Esse projeto de lei do vereador Marcelo Sgarbossa (PT), que pretende obrigar todos os restaurantes e bares de Porto Alegre a servir água de graça aos clientes, é o exemplo perfeito da política do parece bom. É um fenômeno disseminado por Câmaras e Assembleias de todo o país.
São sempre propostas simples, de fácil compreensão por qualquer eleitor, embaladas em um discurso meio altruísta que supostamente defende os desamparados. Porque, vamos combinar, só um porco capitalista sem escrúpulos pode ser contrário a oferecer um copinho d'água ao pobre diabo que prestigia seu restaurante. Mas vamos por partes.
Na justificativa do projeto, Sgarbossa diz que se trata de "uma ação importante de sustentabilidade" – porque reduziria o consumo de garrafas plásticas – e de "uma cultura de bem receber os clientes". Essa cultura, lembra o vereador, já é uma realidade nos Estados Unidos e na Europa, onde restaurantes costumam servir jarras d'água como cortesia aos fregueses.

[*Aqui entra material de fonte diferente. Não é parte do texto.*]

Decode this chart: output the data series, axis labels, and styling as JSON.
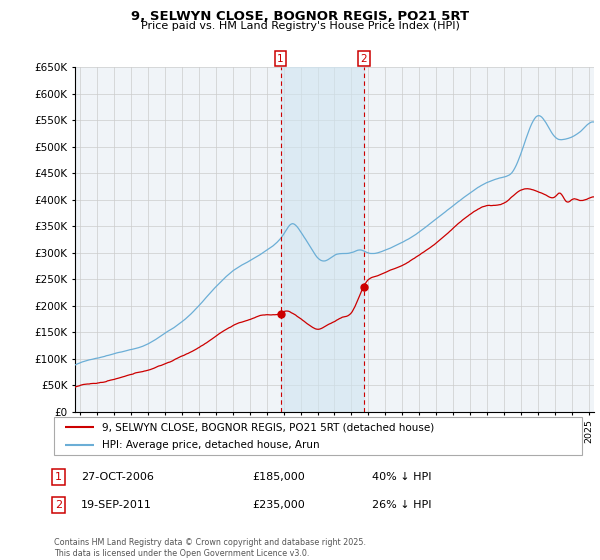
{
  "title": "9, SELWYN CLOSE, BOGNOR REGIS, PO21 5RT",
  "subtitle": "Price paid vs. HM Land Registry's House Price Index (HPI)",
  "hpi_color": "#6baed6",
  "price_color": "#cc0000",
  "background_color": "#ffffff",
  "grid_color": "#cccccc",
  "plot_bg_color": "#f0f4f8",
  "shade_color": "#d0e4f0",
  "ylim": [
    0,
    650000
  ],
  "yticks": [
    0,
    50000,
    100000,
    150000,
    200000,
    250000,
    300000,
    350000,
    400000,
    450000,
    500000,
    550000,
    600000,
    650000
  ],
  "xlim_start": 1994.7,
  "xlim_end": 2025.3,
  "xticks": [
    1995,
    1996,
    1997,
    1998,
    1999,
    2000,
    2001,
    2002,
    2003,
    2004,
    2005,
    2006,
    2007,
    2008,
    2009,
    2010,
    2011,
    2012,
    2013,
    2014,
    2015,
    2016,
    2017,
    2018,
    2019,
    2020,
    2021,
    2022,
    2023,
    2024,
    2025
  ],
  "legend_label_hpi": "HPI: Average price, detached house, Arun",
  "legend_label_price": "9, SELWYN CLOSE, BOGNOR REGIS, PO21 5RT (detached house)",
  "transaction1_date": 2006.82,
  "transaction1_price": 185000,
  "transaction1_text": "27-OCT-2006",
  "transaction1_hpi_text": "40% ↓ HPI",
  "transaction2_date": 2011.72,
  "transaction2_price": 235000,
  "transaction2_text": "19-SEP-2011",
  "transaction2_hpi_text": "26% ↓ HPI",
  "footer": "Contains HM Land Registry data © Crown copyright and database right 2025.\nThis data is licensed under the Open Government Licence v3.0."
}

Tudo isso é verdade. A questão é que, justamente por ser uma cultura, nem nos Estados Unidos nem na Europa são necessárias leis que obriguem estabelecimentos a fazerem isso. É uma cultura, não uma imposição. Essa cultura, aliás, já vem sendo importada por uma série de restaurantes de Porto Alegre. Eu mesmo frequento alguns e, como não bebo álcool e evito refrigerante, acho ótimo tomar água de graça quando vou jantar.
Mas a política do parece bom, simplista e arbitrária, tenta sempre uniformizar uma prática que dá certo em situações específicas. Se oferecer uma jarra grátis funciona até como atrativo no bistrô requintado do Moinhos – ou no pub que recebe turistas em Nova York –, essa mesma ideia apavora comerciantes como dona Orilde, proprietária do boteco Porta Larga, onde o pessoal toma cerveja aqui perto da Zero.
– Não posso ter mais esse corte, o movimento já caiu demais com a crise. Preciso vender umas garrafinhas. Preciso faturar pelo menos com o que ainda faturo, ou vou acabar fechando – disse-me dona Orilde, que, claro, não sabia do projeto porque não foi consultada.
Quer dizer: bares mais modestos, ainda acostumados a lucrar com água mineral, podem levar mais tempo para absorver essa cultura que Sgarbossa enaltece. E, mesmo entre os restaurantes chiques, não é função do Estado equiparar todos os concorrentes – porque assim se despreza a escolha do consumidor. Se para você é importante que o local sirva água de graça, faça como eu: frequente os que servem. Aos poucos, os outros terão de fazer o mesmo e, com o tempo, uma nova cultura vai se estabelecendo – como, aliás, já vem se estabelecendo.
A política do parece bom, tão comum na tradição paternalista do Brasil, atinge inclusive bons parlamentares.
Marcelo Sgarbossa, vale sublinhar, não é mal-intencionado, pelo contrário: é um vereador sério, atuante em questões fundamentais da cidade, especialmente o meio ambiente e a mobilidade urbana. Só que a política do parece bom, tão comum na tradição paternalista do Brasil, atinge inclusive bons parlamentares.
Só na Câmara de Porto Alegre, nos últimos anos, tivemos o caso do vereador que tentou exigir dos bares um cardápio exclusivo para diabéticos (o que acabaria com o xis chinelão da esquina); o caso da vereadora que queria proibir saleiros em cima das mesas (porque o cidadão é um idiota que não consegue evitar sozinho o excesso de sal); e o caso da parlamentar que tentou acabar com a venda de energéticos para adolescentes.
Todos vereadores sérios. Menos mal que suas propostas não prosperaram – e tomara que esse projeto da água grátis, pelo bem dos pequenos comerciantes, pelo bem da dona Orilde, pelo bem do consumidor, tenha exatamente o mesmo destino.